La inequidad estructural que se profundizó más con las tormentas parece enraizarse por la manera de ejercer el poder y la forma de diseñar las nuevas políticas de privatización. Decidir cupularmente quiénes se van a encargar del negocio de la restauración no es querer emparejar el terreno de la desigualdad social, mucho menos de revertir la pobreza secular, porque los dogmas de la política neoliberal y de la acendrada corrupción gubernamental son irremplazables y, por lo mismo, están por encima de la justicia social y la ética política de quienes gobiernan.
Hasta la fecha, no existe un plan integral de reconstrucción para los pueblos indígenas de la Montaña, y difícilmente lo habrá si no se vislumbra un proyecto nacional incluyente que tome en cuenta a las mayorías empobrecidas y se oriente a mejorar las condiciones de vida que garanticen el ejercicio de sus derechos básicos. Esta devastación y la falta de prevención para evitar mayores desastres, así como la fallida reconstrucción de la vida comunitaria nos muestran que estos gobiernos no están preparados para resolver problemas de gran envergadura, no están comprometidos con las víctimas de las tormentas, por lo mismo, la población más indefensa de manera casi fatalista tiene que mantenerse en la línea de la inseguridad, del miedo, de la incertidumbre, y con el riesgo de perder todo y de sucumbir ante cualquier desastre.
En Guerrero, las autoridades que han actuado con severidad contra los luchadores sociales al aplicarles de manera implacable todo el peso de la ley no han hecho nada para castigar a las autoridades que otorgan permisos para edificar en terrenos de alto riesgo, encubriendo a las empresas inmobiliarias que han destruido el hábitat de los litorales para levantar emporios turísticos.

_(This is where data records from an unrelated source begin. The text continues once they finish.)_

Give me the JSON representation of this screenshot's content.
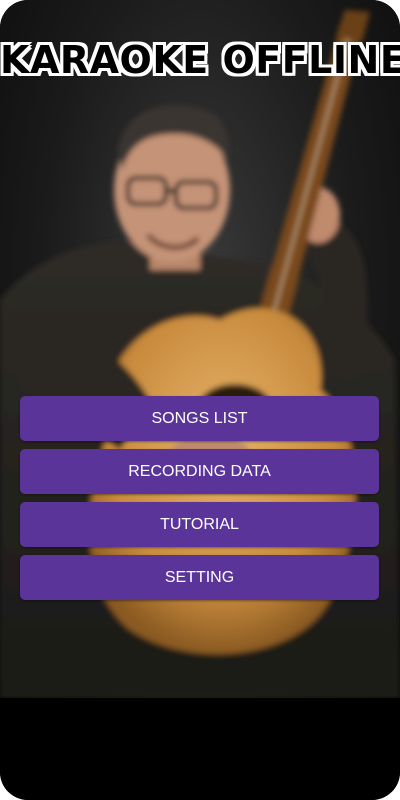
{
  "app": {
    "title": "KARAOKE OFFLINE"
  },
  "menu": {
    "items": [
      {
        "label": "SONGS LIST"
      },
      {
        "label": "RECORDING DATA"
      },
      {
        "label": "TUTORIAL"
      },
      {
        "label": "SETTING"
      }
    ]
  },
  "colors": {
    "button_bg": "#5b3499",
    "button_text": "#ffffff",
    "title_text": "#000000",
    "title_outline": "#ffffff",
    "background": "#000000"
  },
  "images": {
    "hero": "man-with-acoustic-guitar-photo"
  }
}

Tampoco se castiga a las autoridades que no cumplieron con su trabajo para prevenir y amainar la tragedia que costó más de 78 fallecimientos en todo el estado y 40 en la Montaña. A un año de esos días funestos, no se hace valer la ley para garantizar a la población damnificada atención inmediata, un manejo transparente de los recursos públicos, cumplir con los compromisos contraídos, realizar las obras con materiales de calidad y atendiendo a las necesidades reales de la población, proteger a la población damnificada. Resolver de manera inmediata las demandas de la población relacionadas con la salud, educación, alimentación y comunicación.
Los pueblos de la Montaña están en pie de lucha, ya no están dispuestos a sufrir más atropellos y engaños, ni a permitir que su tragedia sirva para engrosar los bolsillos de los empresarios y políticos corruptos. Bajarán a Tlapa cuantas veces sea necesario y emplazarán en todo momento a las autoridades para que nunca se les olvide que los pueblos tienen la última palabra, sobre todo cuando la rapiña se erige como un estilo de gobierno.